Antropologia capovolta

Secondo Feuerbach Dio è una mera proiezione che l’essere umano ha compiuto di se stesso: gli attributi umani, banali e finiti, attraverso un processo di alienazione, sono stati infinitizzati. Ciò che è qualitativamente limitato e pertanto destinato ad esaurirsi, tenta invano di ricercare l’infinito nel finito, proiettando fuori da sé ciò di cui è sprovvisto.
Eppure Dio è morto. È stato sostituito dalla tecnica, un iperoggetto, direbbe Timothy Morton, viscoso e insidioso, che dà l’illusione di amplificare se stessi. Non possiamo liberarcene e più tentiamo di sconfiggerla, più rimaniamo invischiati.
Internet, il cellulare, l’IA, sono tutti sistemi simbolici nei quali siamo immersi e di cui non comprendiamo appieno il funzionamento; sono proiezioni di qualità umane dilatate collocate su un piano ontologico alieno che tuttavia siamo convinti di padroneggiare solo perché hanno sembianze antropomorfe. La tecnica dà vita ad un ambiente in cui si annullano i principi della logica aristotelica: niente più A=A, A non è non-A , A o è B o è non-B.  La verità è che non esiste più alcuna verità, tutto è possibile ed impossibile allo stesso tempo, né si può risalire alle cause di un fenomeno e capirne i molteplici effetti. Tutto sembra collegato, ma potrebbe anche trattarsi della tendenza tipicamente umana a cercare schemi che in realtà non esistono. La tecnica è l’espressione di quella esasperante razionalizzazione che secondo Weber ha investito l’Occidente, si è radicata grazie al capitalismo, e ci ha rinchiusi in una gabbia di acciaio. La crescente razionalizzazione è una forma di antropologia capovolta, è il nuovo Dio della nostra epoca: promette conforto, salvezza e speranza che dimorano in un deserto di valori. Convince di essere onnipotenti e onniscienti, quando in realtà è lei a possederci e conoscerci tutti.

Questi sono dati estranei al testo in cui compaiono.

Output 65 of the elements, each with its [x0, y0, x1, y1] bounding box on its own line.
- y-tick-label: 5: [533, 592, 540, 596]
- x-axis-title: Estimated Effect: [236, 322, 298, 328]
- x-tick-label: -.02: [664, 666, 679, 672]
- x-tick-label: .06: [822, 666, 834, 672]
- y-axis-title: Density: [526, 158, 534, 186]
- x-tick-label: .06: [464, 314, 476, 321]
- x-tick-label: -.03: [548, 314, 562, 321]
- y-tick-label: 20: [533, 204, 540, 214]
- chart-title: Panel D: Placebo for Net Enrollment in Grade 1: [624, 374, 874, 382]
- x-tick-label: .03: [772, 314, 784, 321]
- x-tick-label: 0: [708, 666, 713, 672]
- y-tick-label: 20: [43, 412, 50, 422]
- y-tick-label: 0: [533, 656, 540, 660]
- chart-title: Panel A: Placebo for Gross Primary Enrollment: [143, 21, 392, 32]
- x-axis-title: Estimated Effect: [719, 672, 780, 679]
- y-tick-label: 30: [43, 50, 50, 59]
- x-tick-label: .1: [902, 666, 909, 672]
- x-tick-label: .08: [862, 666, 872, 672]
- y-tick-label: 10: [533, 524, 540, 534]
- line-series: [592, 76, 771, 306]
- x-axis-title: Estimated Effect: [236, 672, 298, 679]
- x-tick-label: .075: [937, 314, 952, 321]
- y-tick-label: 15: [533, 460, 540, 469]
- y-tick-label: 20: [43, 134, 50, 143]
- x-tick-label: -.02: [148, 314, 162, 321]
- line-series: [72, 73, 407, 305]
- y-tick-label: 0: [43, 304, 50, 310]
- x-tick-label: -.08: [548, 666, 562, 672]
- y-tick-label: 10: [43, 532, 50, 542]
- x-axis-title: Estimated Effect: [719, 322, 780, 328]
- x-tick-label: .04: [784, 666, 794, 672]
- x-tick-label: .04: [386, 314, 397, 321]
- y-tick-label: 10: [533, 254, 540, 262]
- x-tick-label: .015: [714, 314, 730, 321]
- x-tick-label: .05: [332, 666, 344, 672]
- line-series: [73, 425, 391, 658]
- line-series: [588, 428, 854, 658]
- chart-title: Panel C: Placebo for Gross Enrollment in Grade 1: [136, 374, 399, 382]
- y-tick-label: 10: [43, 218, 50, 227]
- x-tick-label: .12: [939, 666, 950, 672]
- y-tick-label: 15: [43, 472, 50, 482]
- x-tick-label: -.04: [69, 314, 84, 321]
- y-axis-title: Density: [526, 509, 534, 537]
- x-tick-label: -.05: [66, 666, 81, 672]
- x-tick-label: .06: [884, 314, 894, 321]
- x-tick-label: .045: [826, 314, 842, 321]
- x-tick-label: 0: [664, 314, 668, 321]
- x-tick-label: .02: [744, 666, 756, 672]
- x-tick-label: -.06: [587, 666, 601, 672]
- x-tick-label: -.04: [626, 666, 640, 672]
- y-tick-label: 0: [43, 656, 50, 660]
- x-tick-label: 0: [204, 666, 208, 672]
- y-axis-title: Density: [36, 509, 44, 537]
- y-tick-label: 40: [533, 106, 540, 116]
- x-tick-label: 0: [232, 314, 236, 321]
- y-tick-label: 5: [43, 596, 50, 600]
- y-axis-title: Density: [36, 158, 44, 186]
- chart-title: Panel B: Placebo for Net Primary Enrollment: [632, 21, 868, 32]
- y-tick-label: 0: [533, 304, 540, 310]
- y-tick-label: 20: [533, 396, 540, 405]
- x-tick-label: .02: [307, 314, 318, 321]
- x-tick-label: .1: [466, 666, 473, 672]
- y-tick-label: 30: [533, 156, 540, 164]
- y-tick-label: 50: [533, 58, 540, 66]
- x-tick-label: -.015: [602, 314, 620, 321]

Secondo Timothy Morton gli iperoggetti “ci mettono al cospetto di una finitudine molto grande”. La voragine della nostra finitudine, che ci dà la nausea, un tempo trovava sollievo in Dio, benché bisognasse rivolgersi ad un piano metafisico; oggi quel senso di finitudine viene colmato dalla tecnica che scava ancor più a fondo quella voragine, producendo un ribaltamento dell’essere umano e dei suoi valori, asservendolo e svuotandolo della sua essenza.

“Solamente un Dio ci può salvare” aveva detto Heidegger durante un’intervista per Der Spiegel nel 1966. Oggi, a quasi 60 anni di distanza, dobbiamo chiederci chi sia veramente questo nuovo Dio.